At Tri Energy, scavenger hunts, baking competitions and fancy-dress marathons were just the beginning.
“Lockdown for us was brilliant, we started a thing called ‘trisolation’ where we put people into teams and did turbo sessions and strength and conditioning on Zoom and little running challenges,” said club founder, Sam Anderson.
“Teams were awarded points based on however many activities they took part in and then we showed the score every week. It was amazing, the way people pulled together, got behind it and encouraged each other.”
The club hosted a variety of activities, both virtual and out on the streets, including duathlon challenges, a club bake-off, and quiz nights. One fancy dress activity caught the eye of many in the surrounding areas.
“We had about 70 people running around our local streets at their own time taking part in a half marathon dressed as Batman,” said Anderson.
“We called it the ‘Batman Ad Lota’ which was an anagram of one of our athletes, Amanda Talbot, who started with us on the couch to 5km programme and is now training for the London Marathon. So we put on this club event to all get behind her and show her our support. It was amazing.”
In addition to superhero themed half marathons, the club initiated a scavenger hunt activity that centred around an engraved wooden baton.
“We started a thing where somebody will go out for a run with the baton, hide it, and then post clues for people to go out on a run and find it,” said Anderson.
There were also more social and community focused activities and each week of the club’s ‘trisolation’ had a different theme, with the club taking an active role in mental health awareness week.
Anderson said, “I began by making a video of me talking and then nominated three people in the group that inspired or motivated me and then those people recorded a video and nominated others.

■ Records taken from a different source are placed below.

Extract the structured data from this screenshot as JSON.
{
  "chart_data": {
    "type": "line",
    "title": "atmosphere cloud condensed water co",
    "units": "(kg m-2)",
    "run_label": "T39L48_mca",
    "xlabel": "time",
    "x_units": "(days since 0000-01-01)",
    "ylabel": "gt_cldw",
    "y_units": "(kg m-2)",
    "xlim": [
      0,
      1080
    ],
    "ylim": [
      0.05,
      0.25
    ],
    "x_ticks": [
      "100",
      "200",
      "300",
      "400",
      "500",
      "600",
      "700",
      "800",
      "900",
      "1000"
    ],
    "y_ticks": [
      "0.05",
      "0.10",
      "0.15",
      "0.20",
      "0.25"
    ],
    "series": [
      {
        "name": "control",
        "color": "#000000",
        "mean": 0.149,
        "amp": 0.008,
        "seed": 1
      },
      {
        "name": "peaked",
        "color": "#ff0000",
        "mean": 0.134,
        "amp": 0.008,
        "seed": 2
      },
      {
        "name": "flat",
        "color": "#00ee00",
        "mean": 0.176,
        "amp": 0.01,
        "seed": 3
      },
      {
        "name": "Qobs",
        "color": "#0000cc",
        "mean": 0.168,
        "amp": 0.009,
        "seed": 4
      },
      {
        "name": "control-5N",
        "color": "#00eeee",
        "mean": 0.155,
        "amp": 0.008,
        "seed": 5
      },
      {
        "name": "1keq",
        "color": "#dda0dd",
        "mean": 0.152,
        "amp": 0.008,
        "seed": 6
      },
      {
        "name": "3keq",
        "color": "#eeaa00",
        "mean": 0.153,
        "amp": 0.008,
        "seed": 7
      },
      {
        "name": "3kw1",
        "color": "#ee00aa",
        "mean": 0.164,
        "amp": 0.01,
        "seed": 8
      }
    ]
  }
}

“What we found in that week was the most amazing, positive stories. The whole of our Facebook group was just flooded with people speaking really highly of other members, so that was really nice.”
Awards were given out at the end of the ‘trisolation’ period, with the club holding a Zoom event and printing mugs for the winning team.
Reflecting on the lockdown period, Anderson said: “I really think that good physical health and enjoyment in triathlon has to start with an encouraging network so, if people can feel like they are connected and listened to, then improvements both physically and in performance will come as a by-product of that.”
Around 80 of the club’s members took part in ‘trisolation’, joining teams and attending weekly sessions on Zoom. The club now looks forward to a return to activity after an unconventional six months.
“I think lockdown has really encouraged people to do something different and we’re really keen to harness that as we move back into normal training,” said Anderson. “People have come back with a really good vibe because we’ve all stayed in touch over lockdown. I feel like even though we didn’t see each other, we now know each other a lot better.”
Anderson continued: “As a club, it’s really important to make sure that people feel like they can have a go at anything and are supported in that.
“I really miss getting together and training with people but actually, given the circumstances I don’t think we could have made more with what we had. I’m really proud of everyone for pulling together.”